Глава двадцать шестая «Что-то в небе»

Путь сквозь Южный Круг — это как прогулка по талому льду. Ты ступаешь на твердую поверхность, и она вроде бы выдерживает твой вес. Но никто не знает, разбегаются под тобой тонкие трещины или нет. Просто следующий шаг легко окажется последним, потому что лед уже разрушен и готов поглотить забредшую душу. Лед ждет твоего движения, чтобы сцапать колючими зубами и заглотить.

А может быть, он тебя и отпустит. Даст пройти дальше. Определенности нет.

Любая волна в бесконечной череде могла оказаться тем самым предпоследним шагом. Например, вдруг налетит боковой ветер и чуть-чуть изменит курс? Или течение толкнет массивную тушу ледохода. И все — «ИзоЛьда» уже тащит команду в лапы Темного Бога. Просто в один миг сотни крошечных невидимых копий проткнут насквозь наши тела, и по жилам поползет к сердцу черная гниль.

Так что переборки и коридоры корабля притихли. Команда подавленно ждала, считая мерный звон часовой рельсы. Один Буран никак не хотел признавать, что оказался в железной банке, способной стать ему могилой просто из-за ошибки уставшего штурмана или рулевого. Он блистал язвительностью в кают-компании, где уныло играли в непрекращающуюся бурду, хорохорился в столовой, пока остальные сосредоточено изучали дно мисок. Энекен не выходил из каюты и постоянно плакал, Лав носил ему еду, щедро сдабривая ее каким-то порошком.

— Для успокоения, — говорил он мне.
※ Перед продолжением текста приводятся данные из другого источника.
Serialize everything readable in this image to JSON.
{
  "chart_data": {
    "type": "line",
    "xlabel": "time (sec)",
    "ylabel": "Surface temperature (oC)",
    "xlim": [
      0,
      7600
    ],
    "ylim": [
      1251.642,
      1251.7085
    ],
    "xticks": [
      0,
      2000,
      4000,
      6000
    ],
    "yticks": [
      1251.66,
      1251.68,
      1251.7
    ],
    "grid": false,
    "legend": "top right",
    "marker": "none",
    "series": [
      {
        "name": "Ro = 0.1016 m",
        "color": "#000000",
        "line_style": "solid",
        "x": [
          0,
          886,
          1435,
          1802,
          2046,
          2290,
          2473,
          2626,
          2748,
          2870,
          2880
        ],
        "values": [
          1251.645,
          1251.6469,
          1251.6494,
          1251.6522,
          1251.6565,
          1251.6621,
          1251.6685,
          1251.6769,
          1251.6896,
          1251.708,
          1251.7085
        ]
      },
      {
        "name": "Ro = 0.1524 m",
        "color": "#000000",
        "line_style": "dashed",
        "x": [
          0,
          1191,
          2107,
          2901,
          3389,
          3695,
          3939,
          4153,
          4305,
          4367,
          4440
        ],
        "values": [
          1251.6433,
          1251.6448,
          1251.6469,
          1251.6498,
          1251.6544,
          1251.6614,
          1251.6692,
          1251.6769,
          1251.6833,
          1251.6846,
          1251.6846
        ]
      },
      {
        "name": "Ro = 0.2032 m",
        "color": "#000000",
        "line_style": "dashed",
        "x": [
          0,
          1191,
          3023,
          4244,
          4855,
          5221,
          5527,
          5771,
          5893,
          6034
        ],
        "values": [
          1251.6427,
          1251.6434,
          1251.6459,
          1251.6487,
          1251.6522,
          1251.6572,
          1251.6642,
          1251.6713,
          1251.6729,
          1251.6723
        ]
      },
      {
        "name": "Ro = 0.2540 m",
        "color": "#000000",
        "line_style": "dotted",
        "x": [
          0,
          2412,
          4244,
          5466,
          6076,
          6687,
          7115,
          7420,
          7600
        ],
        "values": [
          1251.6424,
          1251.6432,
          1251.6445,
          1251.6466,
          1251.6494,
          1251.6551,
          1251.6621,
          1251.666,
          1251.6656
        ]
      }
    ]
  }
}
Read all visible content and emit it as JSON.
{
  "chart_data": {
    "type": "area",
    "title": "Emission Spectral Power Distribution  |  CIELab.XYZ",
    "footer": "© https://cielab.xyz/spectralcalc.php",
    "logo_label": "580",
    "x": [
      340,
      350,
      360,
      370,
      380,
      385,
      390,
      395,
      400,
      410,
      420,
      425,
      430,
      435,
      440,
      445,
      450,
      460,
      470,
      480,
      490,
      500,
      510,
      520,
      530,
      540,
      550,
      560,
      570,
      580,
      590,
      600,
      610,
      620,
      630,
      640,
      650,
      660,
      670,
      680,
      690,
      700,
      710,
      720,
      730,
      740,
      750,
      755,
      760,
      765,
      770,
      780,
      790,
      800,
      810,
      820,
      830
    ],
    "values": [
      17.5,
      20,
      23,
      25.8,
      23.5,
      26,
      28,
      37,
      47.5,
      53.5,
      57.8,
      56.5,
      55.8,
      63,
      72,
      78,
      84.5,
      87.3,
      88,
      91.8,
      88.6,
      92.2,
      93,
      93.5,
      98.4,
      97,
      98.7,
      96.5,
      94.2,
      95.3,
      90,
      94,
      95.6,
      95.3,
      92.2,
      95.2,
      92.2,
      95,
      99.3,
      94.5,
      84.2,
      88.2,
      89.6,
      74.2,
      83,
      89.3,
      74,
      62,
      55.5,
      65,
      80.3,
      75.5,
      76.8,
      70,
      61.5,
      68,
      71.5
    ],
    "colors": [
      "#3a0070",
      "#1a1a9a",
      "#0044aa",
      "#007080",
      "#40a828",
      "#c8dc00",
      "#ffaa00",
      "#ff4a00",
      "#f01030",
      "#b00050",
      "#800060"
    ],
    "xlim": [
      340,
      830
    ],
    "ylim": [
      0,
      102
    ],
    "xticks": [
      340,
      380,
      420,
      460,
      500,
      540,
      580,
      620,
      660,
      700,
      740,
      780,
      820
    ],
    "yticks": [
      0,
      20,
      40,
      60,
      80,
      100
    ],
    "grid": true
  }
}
Я приходил в каюту только ночью, чтобы не беспокоить толстяка, а остальное время бродил по опустевшему со времен исхода Фарри ледоходу.

Но даже ночью Энекен часто хныкал. Лав злился, тормошил приятеля, выдергивая того из недобрых снов, а я пытался успокоить своей силой обоих. Ан Шмерц любил своего друга как сына, но сил душевных ему не хватало. Когда Энекен всхлипывал, просыпаясь, Лав садился рядом и напевал тихо-тихо детские песни. Толстяк сжимал его руку и, хныкая, засыпал.

Я наблюдал за этим со своей койки и восхищался тем, как Лав сдерживает своих демонов. Полный раздражения, он никак не выражал это словами. Всегда был трепетен. Смог бы я так?

Наверное, нет. Они казались семьей, а я и представить себя не мог на их месте. Представить себя сильным, взрослым у кровати кого-то кроткого, безобидного, хоть и способного разорвать тебя на части одним рывком.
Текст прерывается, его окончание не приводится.